Segehan ini biasanya dihaturkan setiap hari atau pada saat rerahinan dan hari - hari tertentu, dan penyajiannya itu diletakkan didepan pelinggih atau dinatar Merajan, Pura, halaman rumah, didepan pintu gerbang, pertigaan, perempatan
jalan dsb.
Segehan dan Caru itu juga banyak disinggung dalam lontar Kala Tattva, lontar Bhamakertih, dan
Susastra Smerti.
Segehan nasi Kepel Putih merupakan segehan yang paling sederhana dan biasanya untuk dihaturkan setiap hari.
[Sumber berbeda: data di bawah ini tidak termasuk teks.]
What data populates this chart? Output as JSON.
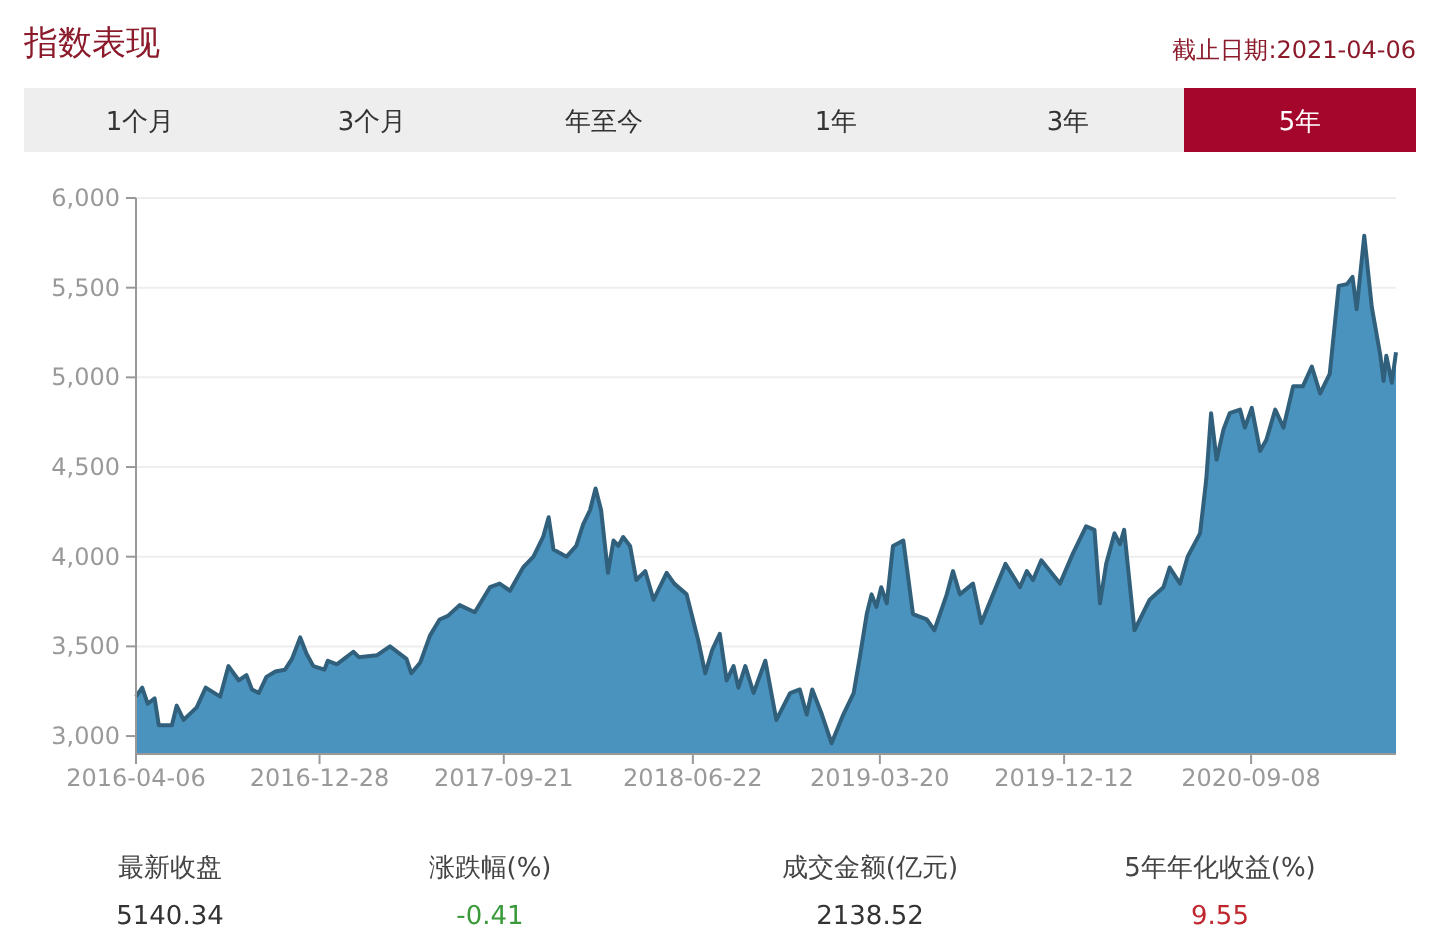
{
  "chart_data": {
    "type": "area",
    "title": "指数表现",
    "subtitle": "截止日期:2021-04-06",
    "annotations": [
      "1个月",
      "3个月",
      "年至今",
      "1年",
      "3年",
      "5年",
      "最新收盘",
      "5140.34",
      "涨跌幅(%)",
      "-0.41",
      "成交金额(亿元)",
      "2138.52",
      "5年年化收益(%)",
      "9.55"
    ],
    "x": [
      "2016-04-06",
      "2016-04-15",
      "2016-04-23",
      "2016-05-03",
      "2016-05-09",
      "2016-05-28",
      "2016-06-04",
      "2016-06-14",
      "2016-07-03",
      "2016-07-16",
      "2016-08-06",
      "2016-08-18",
      "2016-09-02",
      "2016-09-13",
      "2016-09-21",
      "2016-10-01",
      "2016-10-12",
      "2016-10-25",
      "2016-11-08",
      "2016-11-18",
      "2016-11-30",
      "2016-12-09",
      "2016-12-19",
      "2017-01-04",
      "2017-01-09",
      "2017-01-22",
      "2017-02-15",
      "2017-02-23",
      "2017-03-21",
      "2017-04-09",
      "2017-05-03",
      "2017-05-10",
      "2017-05-23",
      "2017-06-06",
      "2017-06-20",
      "2017-07-02",
      "2017-07-19",
      "2017-08-10",
      "2017-09-01",
      "2017-09-15",
      "2017-09-30",
      "2017-10-19",
      "2017-11-03",
      "2017-11-17",
      "2017-11-25",
      "2017-12-02",
      "2017-12-21",
      "2018-01-04",
      "2018-01-14",
      "2018-01-24",
      "2018-02-01",
      "2018-02-09",
      "2018-02-19",
      "2018-02-27",
      "2018-03-06",
      "2018-03-13",
      "2018-03-23",
      "2018-04-01",
      "2018-04-14",
      "2018-04-26",
      "2018-05-15",
      "2018-05-26",
      "2018-06-13",
      "2018-06-30",
      "2018-07-10",
      "2018-07-20",
      "2018-07-31",
      "2018-08-10",
      "2018-08-20",
      "2018-08-27",
      "2018-09-06",
      "2018-09-18",
      "2018-10-05",
      "2018-10-21",
      "2018-11-10",
      "2018-11-24",
      "2018-12-04",
      "2018-12-12",
      "2018-12-26",
      "2019-01-09",
      "2019-01-26",
      "2019-02-10",
      "2019-02-19",
      "2019-03-01",
      "2019-03-08",
      "2019-03-15",
      "2019-03-22",
      "2019-03-30",
      "2019-04-08",
      "2019-04-23",
      "2019-05-07",
      "2019-05-27",
      "2019-06-07",
      "2019-06-25",
      "2019-07-04",
      "2019-07-14",
      "2019-08-02",
      "2019-08-14",
      "2019-08-31",
      "2019-09-18",
      "2019-10-09",
      "2019-10-19",
      "2019-10-28",
      "2019-11-09",
      "2019-12-06",
      "2019-12-25",
      "2020-01-13",
      "2020-01-25",
      "2020-02-02",
      "2020-02-11",
      "2020-02-23",
      "2020-03-02",
      "2020-03-08",
      "2020-03-23",
      "2020-04-14",
      "2020-05-04",
      "2020-05-13",
      "2020-05-28",
      "2020-06-08",
      "2020-06-26",
      "2020-07-05",
      "2020-07-12",
      "2020-07-20",
      "2020-07-30",
      "2020-08-08",
      "2020-08-23",
      "2020-08-30",
      "2020-09-09",
      "2020-09-21",
      "2020-09-30",
      "2020-10-13",
      "2020-10-25",
      "2020-11-08",
      "2020-11-22",
      "2020-12-05",
      "2020-12-17",
      "2020-12-31",
      "2021-01-13",
      "2021-01-25",
      "2021-02-02",
      "2021-02-08",
      "2021-02-19",
      "2021-03-02",
      "2021-03-14",
      "2021-03-19",
      "2021-03-23",
      "2021-03-31",
      "2021-04-06"
    ],
    "values": [
      3220,
      3270,
      3180,
      3210,
      3060,
      3060,
      3170,
      3090,
      3160,
      3270,
      3220,
      3390,
      3310,
      3340,
      3260,
      3240,
      3330,
      3360,
      3370,
      3430,
      3550,
      3460,
      3390,
      3370,
      3420,
      3400,
      3470,
      3440,
      3450,
      3500,
      3430,
      3350,
      3410,
      3560,
      3650,
      3670,
      3730,
      3690,
      3830,
      3850,
      3810,
      3940,
      4000,
      4110,
      4220,
      4040,
      4000,
      4060,
      4180,
      4260,
      4380,
      4260,
      3910,
      4090,
      4060,
      4110,
      4060,
      3870,
      3920,
      3760,
      3910,
      3850,
      3790,
      3530,
      3350,
      3480,
      3570,
      3310,
      3390,
      3270,
      3390,
      3240,
      3420,
      3090,
      3240,
      3260,
      3120,
      3260,
      3120,
      2960,
      3120,
      3240,
      3440,
      3680,
      3790,
      3720,
      3830,
      3740,
      4060,
      4090,
      3680,
      3650,
      3590,
      3790,
      3920,
      3790,
      3850,
      3630,
      3790,
      3960,
      3830,
      3920,
      3870,
      3980,
      3850,
      4020,
      4170,
      4150,
      3740,
      3960,
      4130,
      4070,
      4150,
      3590,
      3760,
      3830,
      3940,
      3850,
      4000,
      4130,
      4430,
      4800,
      4540,
      4710,
      4800,
      4820,
      4720,
      4830,
      4590,
      4650,
      4820,
      4720,
      4950,
      4950,
      5060,
      4910,
      5020,
      5510,
      5520,
      5560,
      5380,
      5790,
      5390,
      5130,
      4980,
      5120,
      4970,
      5140
    ],
    "color": "#4b93bf",
    "xlim": [
      "2016-04-06",
      "2021-04-06"
    ],
    "xticks": [
      {
        "value": "2016-04-06",
        "label": "2016-04-06"
      },
      {
        "value": "2016-12-28",
        "label": "2016-12-28"
      },
      {
        "value": "2017-09-21",
        "label": "2017-09-21"
      },
      {
        "value": "2018-06-22",
        "label": "2018-06-22"
      },
      {
        "value": "2019-03-20",
        "label": "2019-03-20"
      },
      {
        "value": "2019-12-12",
        "label": "2019-12-12"
      },
      {
        "value": "2020-09-08",
        "label": "2020-09-08"
      }
    ],
    "ylim": [
      2900,
      6000
    ],
    "yticks": [
      {
        "value": 3000,
        "label": "3,000"
      },
      {
        "value": 3500,
        "label": "3,500"
      },
      {
        "value": 4000,
        "label": "4,000"
      },
      {
        "value": 4500,
        "label": "4,500"
      },
      {
        "value": 5000,
        "label": "5,000"
      },
      {
        "value": 5500,
        "label": "5,500"
      },
      {
        "value": 6000,
        "label": "6,000"
      }
    ],
    "grid": "y"
  }
}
Segehan panca warna itu biasanya di letakkan atau dipersembahkan di natar merajan, halaman rumah, pintu keluar masuk pekarangan (lebuh, pemedal) dipertigaan, perempatan
jalan dsb.
Semua unsur dari Segehan itu sejatinya memiliki suatu
filosofi di dalamnya yaitu :
Alas dari daun atau taledan kecil yang berisi tangkih disalah satu ujungnya, taledan yang berbentuk segi empat yang merupakan lambang dari arah mata angin.
✓Nasi putih 2 kepal, yang melambangkan dari
Rwa bhineda
✓Jahe, secara ilmiah memiliki sifat panas, semangat dibutuhkan oleh manusia tapi tidak boleh emosional.
✓Bawang, memiliki sifat dingin, manusia harus menggunakan kepala yang dingin dalam berbuat tetapi tidak boleh bersifat dingin terhadap masalah-masalah sosial (cuek)
✓Garam, memiliki PH-0 artinya bersifat netral, garam adalah sarana yang mujarab untuk menetralisir berbagai energi yang merugikan manusia (tasik pinaka panelah sahananing ngaletehin)
✓Tetabuhan Arak, Berem, Tuak, adalah sejenis alkhohol yang secara ilmiah sangat efektif dapat dipakai untuk membunuh berbagai macam kuman atau bakteri
yang merugikan.
✓Dalam ilmu kedokteran alkohol digunakan juga untuk mensterilkan dari alat-alat kedokteran.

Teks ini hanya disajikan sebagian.